There were 53 households, of which 32.1% had children under the age of 18 living with them, 28.3% were married couples living together, 28.3% had a female householder with no husband present, 15.1% had a male householder with no wife present, and 28.3% were non-families. 22.6% of all households were made up of individuals, and 7.5% had someone living alone who was 65 years of age or older. The average household size was 2.85 and the average family size was 3.32.

The median age in the city was 32.6 years. 29.8% of residents were under the age of 18; 10.6% were between the ages of 18 and 24; 24.5% were from 25 to 44; 27.1% were from 45 to 64; and 7.9% were 65 years of age or older. The gender makeup of the city was 53.0% male and 47.0% female.

===2000 census===
As of the census of 2000, there were 181 people, 61 households, and 48 families living in the city. The population density was 1,452.6 PD/sqmi. There were 77 housing units at an average density of 618.0 /sqmi. The racial makeup of the city was 11.05% White and 88.95% African American.

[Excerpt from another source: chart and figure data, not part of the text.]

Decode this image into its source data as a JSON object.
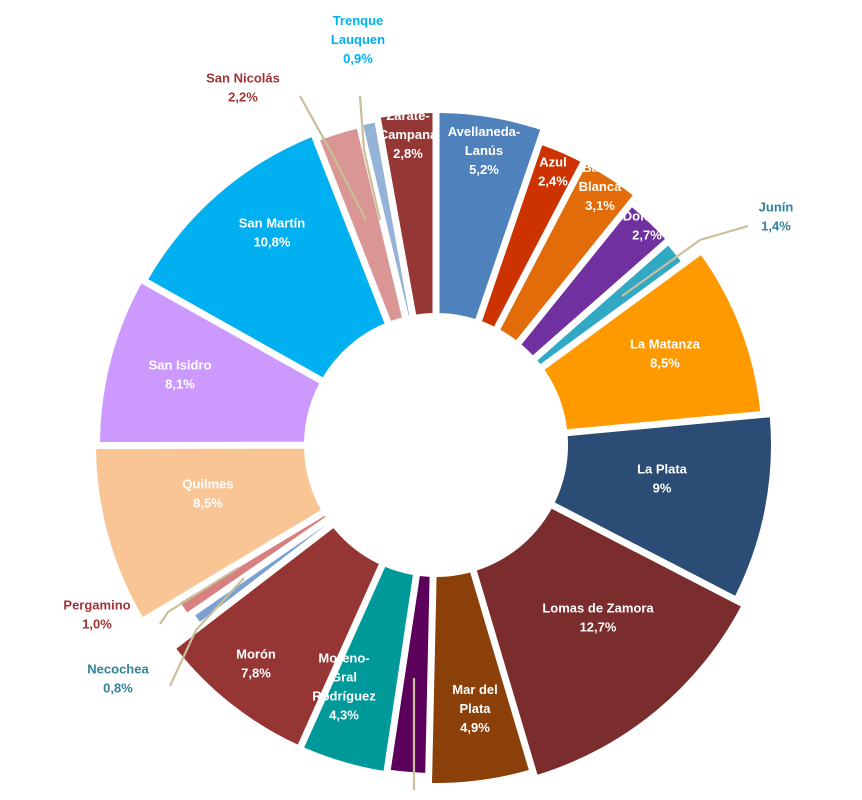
{
  "chart_data": {
    "type": "donut",
    "title": "",
    "unit": "%",
    "slices": [
      {
        "name": "Avellaneda-Lanús",
        "value_label": "5,2%",
        "value": 5.2,
        "color": "#4F81BD",
        "label_color": "#ffffff"
      },
      {
        "name": "Azul",
        "value_label": "2,4%",
        "value": 2.4,
        "color": "#CC3300",
        "label_color": "#ffffff"
      },
      {
        "name": "Bahía Blanca",
        "value_label": "3,1%",
        "value": 3.1,
        "color": "#E36C0A",
        "label_color": "#ffffff"
      },
      {
        "name": "Dolores",
        "value_label": "2,7%",
        "value": 2.7,
        "color": "#7030A0",
        "label_color": "#ffffff"
      },
      {
        "name": "Junín",
        "value_label": "1,4%",
        "value": 1.4,
        "color": "#31A8C4",
        "label_color": "#31849B"
      },
      {
        "name": "La Matanza",
        "value_label": "8,5%",
        "value": 8.5,
        "color": "#FF9900",
        "label_color": "#ffffff"
      },
      {
        "name": "La Plata",
        "value_label": "9%",
        "value": 9.0,
        "color": "#2B4C74",
        "label_color": "#ffffff"
      },
      {
        "name": "Lomas de Zamora",
        "value_label": "12,7%",
        "value": 12.7,
        "color": "#7B2C2C",
        "label_color": "#ffffff"
      },
      {
        "name": "Mar del Plata",
        "value_label": "4,9%",
        "value": 4.9,
        "color": "#8B3F09",
        "label_color": "#ffffff"
      },
      {
        "name": "",
        "value_label": "",
        "value": 2.0,
        "color": "#5B005B",
        "label_color": "#ffffff"
      },
      {
        "name": "Moreno-Gral Rodríguez",
        "value_label": "4,3%",
        "value": 4.3,
        "color": "#009999",
        "label_color": "#ffffff"
      },
      {
        "name": "Morón",
        "value_label": "7,8%",
        "value": 7.8,
        "color": "#963634",
        "label_color": "#ffffff"
      },
      {
        "name": "Necochea",
        "value_label": "0,8%",
        "value": 0.8,
        "color": "#7BA0D4",
        "label_color": "#31849B"
      },
      {
        "name": "Pergamino",
        "value_label": "1,0%",
        "value": 1.0,
        "color": "#D88080",
        "label_color": "#A0343A"
      },
      {
        "name": "Quilmes",
        "value_label": "8,5%",
        "value": 8.5,
        "color": "#F9C595",
        "label_color": "#ffffff"
      },
      {
        "name": "San Isidro",
        "value_label": "8,1%",
        "value": 8.1,
        "color": "#CC99FF",
        "label_color": "#ffffff"
      },
      {
        "name": "San Martín",
        "value_label": "10,8%",
        "value": 10.8,
        "color": "#00B0F0",
        "label_color": "#ffffff"
      },
      {
        "name": "San Nicolás",
        "value_label": "2,2%",
        "value": 2.2,
        "color": "#DA9694",
        "label_color": "#A0343A"
      },
      {
        "name": "Trenque Lauquen",
        "value_label": "0,9%",
        "value": 0.9,
        "color": "#95B3D7",
        "label_color": "#00B0F0"
      },
      {
        "name": "Zárate-Campana",
        "value_label": "2,8%",
        "value": 2.8,
        "color": "#953735",
        "label_color": "#ffffff"
      }
    ]
  }
}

There were 61 households, out of which 36.1% had children under the age of 18 living with them, 39.3% were married couples living together, 36.1% had a female householder with no husband present, and 21.3% were non-families. 19.7% of all households were made up of individuals, and 13.1% had someone living alone who was 65 years of age or older. The average household size was 2.97 and the average family size was 3.31.

In the city, the population was spread out, with 35.9% under the age of 18, 13.8% from 18 to 24, 13.3% from 25 to 44, 25.4% from 45 to 64, and 11.6% who were 65 years of age or older. The median age was 25 years. For every 100 females there were 96.7 males. For every 100 females age 18 and over, there were 81.3 males.

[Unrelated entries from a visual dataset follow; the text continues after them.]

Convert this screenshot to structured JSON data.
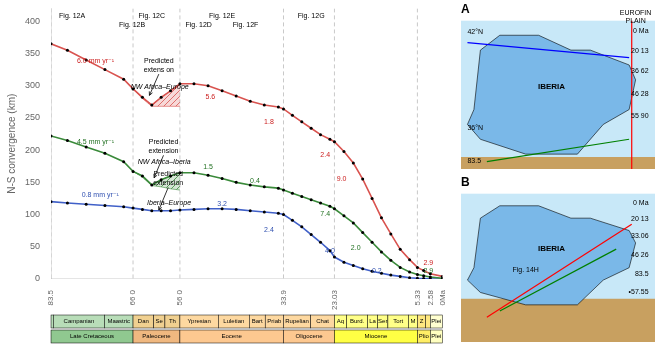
{
  "chart_data": [
    {
      "type": "line",
      "ylabel": "N-S convergence (km)",
      "x": [
        83.5,
        80,
        76,
        72,
        68,
        66,
        64,
        62,
        60,
        58,
        56,
        53,
        50,
        47,
        44,
        41,
        38,
        35,
        33.9,
        32,
        30,
        28,
        26,
        24,
        23.03,
        21,
        19,
        17,
        15,
        13,
        11,
        9,
        7,
        5.33,
        4,
        2.58,
        0
      ],
      "series": [
        {
          "color": "#d9534f",
          "marker": "circle",
          "values": [
            365,
            355,
            340,
            325,
            310,
            295,
            282,
            270,
            282,
            292,
            303,
            303,
            300,
            292,
            284,
            276,
            270,
            267,
            264,
            254,
            244,
            234,
            224,
            217,
            213,
            198,
            180,
            155,
            125,
            95,
            70,
            46,
            30,
            18,
            13,
            8,
            4
          ]
        },
        {
          "color": "#3a8a3a",
          "marker": "circle",
          "values": [
            222,
            215,
            205,
            195,
            182,
            167,
            160,
            146,
            154,
            160,
            165,
            165,
            161,
            156,
            150,
            146,
            143,
            141,
            138,
            133,
            128,
            123,
            118,
            113,
            109,
            98,
            87,
            72,
            57,
            42,
            29,
            18,
            11,
            7,
            5,
            3,
            1
          ]
        },
        {
          "color": "#4060c8",
          "marker": "circle",
          "values": [
            120,
            118,
            116,
            114,
            112,
            110,
            108,
            106,
            106,
            106,
            107,
            108,
            109,
            109,
            108,
            106,
            104,
            102,
            100,
            91,
            81,
            69,
            57,
            44,
            34,
            26,
            21,
            16,
            12,
            9,
            6,
            4,
            2,
            1,
            0.7,
            0.3,
            0
          ]
        }
      ],
      "xlim": [
        83.5,
        0
      ],
      "xticks": [
        83.5,
        {
          "value": 66.0,
          "label": "66 0"
        },
        {
          "value": 56.0,
          "label": "56 0"
        },
        33.9,
        23.03,
        5.33,
        2.58,
        {
          "value": 0,
          "label": "0Ma"
        }
      ],
      "ylim": [
        0,
        420
      ],
      "yticks": [
        0,
        50,
        100,
        150,
        200,
        250,
        300,
        350,
        400
      ],
      "grid": false,
      "vlines": {
        "color": "#bbbbbb",
        "x": [
          83.5,
          66.0,
          56.0,
          33.9,
          23.03,
          5.33
        ]
      },
      "bands": [
        {
          "color": "#d9534f",
          "x": [
            66,
            64,
            62,
            60,
            58,
            56
          ],
          "upper": [
            295,
            282,
            270,
            282,
            292,
            303
          ],
          "lower": [
            295,
            280,
            268,
            268,
            268,
            268
          ]
        },
        {
          "color": "#3a8a3a",
          "x": [
            66,
            64,
            62,
            60,
            58,
            56
          ],
          "upper": [
            167,
            160,
            146,
            154,
            160,
            165
          ],
          "lower": [
            167,
            158,
            145,
            143,
            140,
            138
          ]
        }
      ],
      "rate_labels": [
        {
          "color": "#cc2020",
          "labels": [
            {
              "text": "6.0 mm yr⁻¹",
              "x": 74,
              "y": 338
            },
            {
              "text": "5.6",
              "x": 49.5,
              "y": 283
            },
            {
              "text": "1.8",
              "x": 37,
              "y": 244
            },
            {
              "text": "2.4",
              "x": 25,
              "y": 192
            },
            {
              "text": "9.0",
              "x": 21.5,
              "y": 155
            },
            {
              "text": "2.9",
              "x": 3,
              "y": 25
            }
          ]
        },
        {
          "color": "#207020",
          "labels": [
            {
              "text": "4.5 mm yr⁻¹",
              "x": 74,
              "y": 213
            },
            {
              "text": "1.5",
              "x": 50,
              "y": 173
            },
            {
              "text": "0.4",
              "x": 40,
              "y": 152
            },
            {
              "text": "7.4",
              "x": 25,
              "y": 100
            },
            {
              "text": "2.0",
              "x": 18.5,
              "y": 48
            },
            {
              "text": "2.9",
              "x": 3,
              "y": 12
            }
          ]
        },
        {
          "color": "#3050b0",
          "labels": [
            {
              "text": "0.8 mm yr⁻¹",
              "x": 73,
              "y": 130
            },
            {
              "text": "3.2",
              "x": 47,
              "y": 116
            },
            {
              "text": "2.4",
              "x": 37,
              "y": 76
            },
            {
              "text": "4.0",
              "x": 24,
              "y": 43
            },
            {
              "text": "0.2",
              "x": 14,
              "y": 12
            }
          ]
        }
      ],
      "curve_labels": [
        {
          "text": "NW Africa–Europe",
          "x": 66.5,
          "y": 298
        },
        {
          "text": "NW Africa–Iberia",
          "x": 65,
          "y": 182
        },
        {
          "text": "Iberia–Europe",
          "x": 63,
          "y": 118
        }
      ],
      "annotations": [
        {
          "text": "Predicted\nextens on",
          "x": 60.5,
          "y": 318,
          "arrow_x": 62.5,
          "arrow_y": 285
        },
        {
          "text": "Predicted\nextension",
          "x": 59.5,
          "y": 192,
          "arrow_x": 61.5,
          "arrow_y": 157
        },
        {
          "text": "Predicted\nextension",
          "x": 58.5,
          "y": 142,
          "arrow_x": 60.5,
          "arrow_y": 107
        }
      ],
      "fig_labels": [
        {
          "text": "Fig. 12A",
          "x": 79,
          "y": 413
        },
        {
          "text": "Fig. 12B",
          "x": 66.2,
          "y": 413
        },
        {
          "text": "Fig. 12C",
          "x": 62,
          "y": 413
        },
        {
          "text": "Fig. 12D",
          "x": 52,
          "y": 413
        },
        {
          "text": "Fig. 12E",
          "x": 47,
          "y": 413
        },
        {
          "text": "Fig. 12F",
          "x": 42,
          "y": 413
        },
        {
          "text": "Fig. 12G",
          "x": 28,
          "y": 413
        }
      ],
      "stages": [
        {
          "label": null,
          "start": 83.5,
          "end": 83.0,
          "color": "#b8ddb8"
        },
        {
          "label": "Campanian",
          "start": 83.0,
          "end": 72.1,
          "color": "#b8ddb8"
        },
        {
          "label": "Maastric",
          "start": 72.1,
          "end": 66.0,
          "color": "#b8ddb8"
        },
        {
          "label": "Dan",
          "start": 66.0,
          "end": 61.6,
          "color": "#f0d090"
        },
        {
          "label": "Se",
          "start": 61.6,
          "end": 59.2,
          "color": "#f0d090"
        },
        {
          "label": "Th",
          "start": 59.2,
          "end": 56.0,
          "color": "#f0d090"
        },
        {
          "label": "Ypresian",
          "start": 56.0,
          "end": 47.8,
          "color": "#fdd8a0"
        },
        {
          "label": "Luletian",
          "start": 47.8,
          "end": 41.2,
          "color": "#fdd8a0"
        },
        {
          "label": "Bart",
          "start": 41.2,
          "end": 37.8,
          "color": "#fdd8a0"
        },
        {
          "label": "Priab",
          "start": 37.8,
          "end": 33.9,
          "color": "#fdd8a0"
        },
        {
          "label": "Rupelian",
          "start": 33.9,
          "end": 28.1,
          "color": "#fdd8a0"
        },
        {
          "label": "Chat",
          "start": 28.1,
          "end": 23.03,
          "color": "#fdd8a0"
        },
        {
          "label": "Aq",
          "start": 23.03,
          "end": 20.44,
          "color": "#ffff88"
        },
        {
          "label": "Burd.",
          "start": 20.44,
          "end": 15.97,
          "color": "#ffff88"
        },
        {
          "label": "La",
          "start": 15.97,
          "end": 13.82,
          "color": "#ffff88"
        },
        {
          "label": "Ser",
          "start": 13.82,
          "end": 11.63,
          "color": "#ffff88"
        },
        {
          "label": "Tort",
          "start": 11.63,
          "end": 7.25,
          "color": "#ffff88"
        },
        {
          "label": "M",
          "start": 7.25,
          "end": 5.33,
          "color": "#ffff88"
        },
        {
          "label": "Z",
          "start": 5.33,
          "end": 3.6,
          "color": "#ffe880"
        },
        {
          "label": null,
          "start": 3.6,
          "end": 2.58,
          "color": "#ffe880"
        },
        {
          "label": "Plei",
          "start": 2.58,
          "end": 0.0,
          "color": "#ffffd0"
        }
      ],
      "epochs": [
        {
          "label": "Late Cretaceous",
          "start": 83.5,
          "end": 66.0,
          "color": "#90c890"
        },
        {
          "label": "Paleocene",
          "start": 66.0,
          "end": 56.0,
          "color": "#f0b880"
        },
        {
          "label": "Eocene",
          "start": 56.0,
          "end": 33.9,
          "color": "#fdc890"
        },
        {
          "label": "Oligocene",
          "start": 33.9,
          "end": 23.03,
          "color": "#fdc890"
        },
        {
          "label": "Miocene",
          "start": 23.03,
          "end": 5.33,
          "color": "#ffff44"
        },
        {
          "label": "Plio",
          "start": 5.33,
          "end": 2.58,
          "color": "#ffee66"
        },
        {
          "label": "Plei",
          "start": 2.58,
          "end": 0.0,
          "color": "#ffffc0"
        }
      ]
    },
    {
      "type": "map",
      "title": "A",
      "xlim": [
        -10,
        5
      ],
      "ylim": [
        35,
        45
      ],
      "tick_labels": false,
      "grid": false,
      "color": "#c8e8f8",
      "areas": [
        {
          "color": "#c8a060",
          "x": [
            -10,
            5,
            5,
            -10
          ],
          "y": [
            35,
            35,
            35.8,
            35.8
          ]
        },
        {
          "color": "#7ab8e8",
          "edge_color": "black",
          "x": [
            -9,
            -8.5,
            -7,
            -4,
            -1.5,
            0,
            3,
            3.5,
            3,
            1,
            -1,
            -5,
            -8.5,
            -9.5,
            -9
          ],
          "y": [
            39,
            43,
            44,
            44,
            43,
            43,
            42,
            41,
            39,
            38,
            36,
            36,
            37,
            38,
            39
          ]
        }
      ],
      "lines": [
        {
          "color": "red",
          "x": [
            3.2,
            3.2
          ],
          "y": [
            35,
            45
          ]
        },
        {
          "color": "green",
          "x": [
            -8,
            3
          ],
          "y": [
            35.5,
            37
          ]
        },
        {
          "color": "blue",
          "x": [
            -9.5,
            3
          ],
          "y": [
            43.5,
            42.5
          ]
        }
      ],
      "place_labels": [
        {
          "text": "IBERIA",
          "x": -3,
          "y": 40.5
        }
      ],
      "time_labels": [
        {
          "text": "0 Ma",
          "x": 4.5,
          "y": 44.5
        },
        {
          "text": "20 13",
          "x": 4.5,
          "y": 43.2
        },
        {
          "text": "36 62",
          "x": 4.5,
          "y": 41.8
        },
        {
          "text": "46 28",
          "x": 4.5,
          "y": 40.3
        },
        {
          "text": "55 90",
          "x": 4.5,
          "y": 38.8
        }
      ],
      "edge_labels": [
        {
          "text": "83.5",
          "x": -9.5,
          "y": 35.3
        },
        {
          "text": "42°N",
          "x": -9.5,
          "y": 44.0
        },
        {
          "text": "36°N",
          "x": -9.5,
          "y": 37.5
        }
      ],
      "captions": [
        {
          "text": "EUROFIN\nPLAIN",
          "x": 3.5,
          "y": 44.7
        }
      ]
    },
    {
      "type": "map",
      "title": "B",
      "xlim": [
        -10,
        5
      ],
      "ylim": [
        33,
        45
      ],
      "tick_labels": false,
      "grid": false,
      "color": "#c8e8f8",
      "areas": [
        {
          "color": "#c8a060",
          "x": [
            -10,
            5,
            5,
            -10
          ],
          "y": [
            33,
            33,
            36.5,
            36.5
          ]
        },
        {
          "color": "#7ab8e8",
          "edge_color": "black",
          "x": [
            -9,
            -8.5,
            -7,
            -4,
            -1.5,
            0,
            3,
            3.5,
            3,
            1,
            -1,
            -5,
            -8.5,
            -9.5,
            -9
          ],
          "y": [
            39,
            43,
            44,
            44,
            43,
            43,
            42,
            41,
            39,
            38,
            36,
            36,
            37,
            38,
            39
          ]
        }
      ],
      "lines": [
        {
          "color": "red",
          "x": [
            -8,
            3.2
          ],
          "y": [
            35.0,
            42.5
          ]
        },
        {
          "color": "green",
          "x": [
            -7,
            2
          ],
          "y": [
            35.5,
            40.5
          ]
        }
      ],
      "place_labels": [
        {
          "text": "IBERIA",
          "x": -3,
          "y": 40.5
        }
      ],
      "time_labels": [
        {
          "text": "0 Ma",
          "x": 4.5,
          "y": 44.5
        },
        {
          "text": "20 13",
          "x": 4.5,
          "y": 43.2
        },
        {
          "text": "33.06",
          "x": 4.5,
          "y": 41.8
        },
        {
          "text": "46 26",
          "x": 4.5,
          "y": 40.3
        },
        {
          "text": "83.5",
          "x": 4.5,
          "y": 38.8
        },
        {
          "text": "•57.55",
          "x": 4.5,
          "y": 37.3
        }
      ],
      "captions": [
        {
          "text": "Fig. 14H",
          "x": -5,
          "y": 38.5
        }
      ]
    }
  ]
}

The median income for a household in the city was $12,143, and the median income for a family was $11,607. Males had a median income of $19,250 versus $17,500 for females. The per capita income for the city was $6,780. About 53.1% of families and 52.8% of the population were below the poverty line, including 61.9% of those under the age of eighteen and 53.8% of those 65 or over.

==Education==
It is in the North Pemiscot County R-I School District.

Three Rivers College's service area includes Pemiscot County.